Questo è un compito particolarmente impegnativo. Su di esso ho attirato l'attenzione nella Lettera ai sacerdoti in occasione del giovedi santo, chiamando a meditare sull'ineffabile colloquio del Signore con il giovane anonimo, di cui parlano i tre Vangeli sinottici. Consentitemi di riproporvi oggi quelle considerazioni, riassumendole in una proposizione scultorea, mutuata dal testo evangelico: "Fissatolo, lo amo" (Mc 10,21). Cambiano i tempi e con essi molte cose cambiano. Ma il cuore dell'uomo rimane sempre il medesimo. Ha sempre bisogno di amore. I metodi pastorali, aggiornandosi per quanto possibile alle nuove necessità e cercando strumenti più perfezionati, hanno bisogno di ispirarsi all'amore, il quale solo può indicare in ogni circostanza le vie più sicure.

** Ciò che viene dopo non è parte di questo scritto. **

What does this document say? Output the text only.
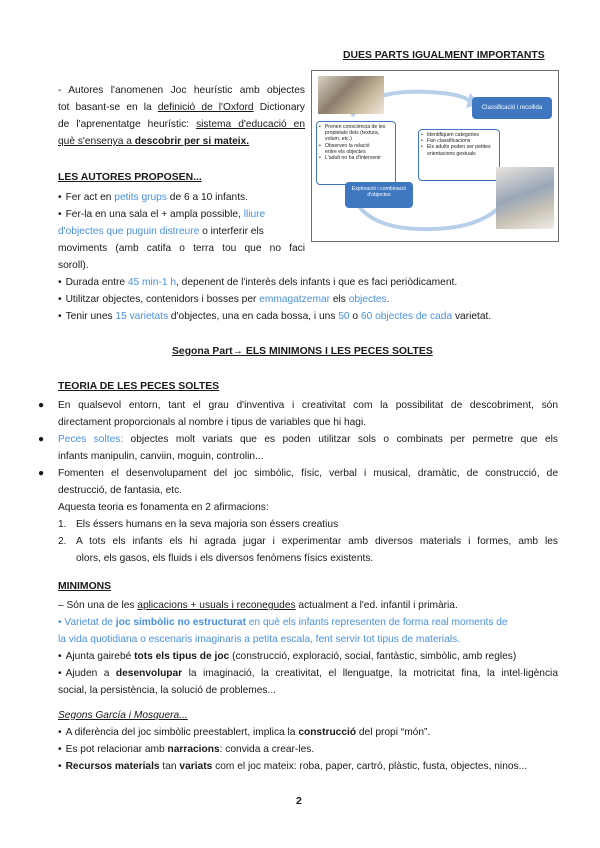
DUES PARTS IGUALMENT IMPORTANTS
- Autores l'anomenen Joc heurístic amb objectes
tot basant-se en la definició de l'Oxford Dictionary
de l'aprenentatge heurístic: sistema d'educació en
què s'ensenya a descobrir per si mateix.
• Prenen consciència de les
propietats dels (textura,
volum, etc.)
• Observen la relació
entre els objectes
• L'adult no ha d'intervenir
Exploració i combinació
d'objectes
Classificació i recollida
• Identifiquen categories
• Fan classificacions
• Els adults poden ser petites
orientacions gestuals
LES AUTORES PROPOSEN...
• Fer act en petits grups de 6 a 10 infants.
• Fer-la en una sala el + ampla possible, lliure
d'objectes que puguin distreure o interferir els
moviments (amb catifa o terra tou que no faci
soroll).
• Durada entre 45 min-1 h, depenent de l'interès dels infants i que es faci periòdicament.
• Utilitzar objectes, contenidors i bosses per emmagatzemar els objectes.
• Tenir unes 15 varietats d'objectes, una en cada bossa, i uns 50 o 60 objectes de cada varietat.
Segona Part→ ELS MINIMONS I LES PECES SOLTES
TEORIA DE LES PECES SOLTES
● En qualsevol entorn, tant el grau d'inventiva i creativitat com la possibilitat de descobriment, són
directament proporcionals al nombre i tipus de variables que hi hagi.
● Peces soltes: objectes molt variats que es poden utilitzar sols o combinats per permetre que els
infants manipulin, canviin, moguin, controlin...
● Fomenten el desenvolupament del joc simbòlic, físic, verbal i musical, dramàtic, de construcció, de
destrucció, de fantasia, etc.
Aquesta teoria es fonamenta en 2 afirmacions:
1. Els éssers humans en la seva majoria son éssers creatius
2. A tots els infants els hi agrada jugar i experimentar amb diversos materials i formes, amb les
olors, els gasos, els fluids i els diversos fenòmens físics existents.
MINIMONS
– Són una de les aplicacions + usuals i reconegudes actualment a l'ed. infantil i primària.
• Varietat de joc simbòlic no estructurat en què els infants representen de forma real moments de
la vida quotidiana o escenaris imaginaris a petita escala, fent servir tot tipus de materials.
• Ajunta gairebé tots els tipus de joc (construcció, exploració, social, fantàstic, simbòlic, amb regles)
• Ajuden a desenvolupar la imaginació, la creativitat, el llenguatge, la motricitat fina, la intel·ligència
social, la persistència, la solució de problemes...
Segons García i Mosquera...
• A diferència del joc simbòlic preestablert, implica la construcció del propi “món”.
• Es pot relacionar amb narracions: convida a crear-les.
• Recursos materials tan variats com el joc mateix: roba, paper, cartró, plàstic, fusta, objectes, ninos...
2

5. Un aspetto particolare, a cui non posso non accennare, è la pastorale delle vocazioni. E' consolante la ripresa, avvenuta in questi anni, del seminario diocesano. Io sono lieto di salutarvi, carissimi seminaristi, insieme con gli alunni del noviziato internazionale dei missione della Consolata. Voi siete la speranza, siete il domani.

Non mi stanco di affermare che la vitalità di una Chiesa locale si misura col metro delle vocazioni. La vitalità di Vittorio Veneto, dunque, è buona.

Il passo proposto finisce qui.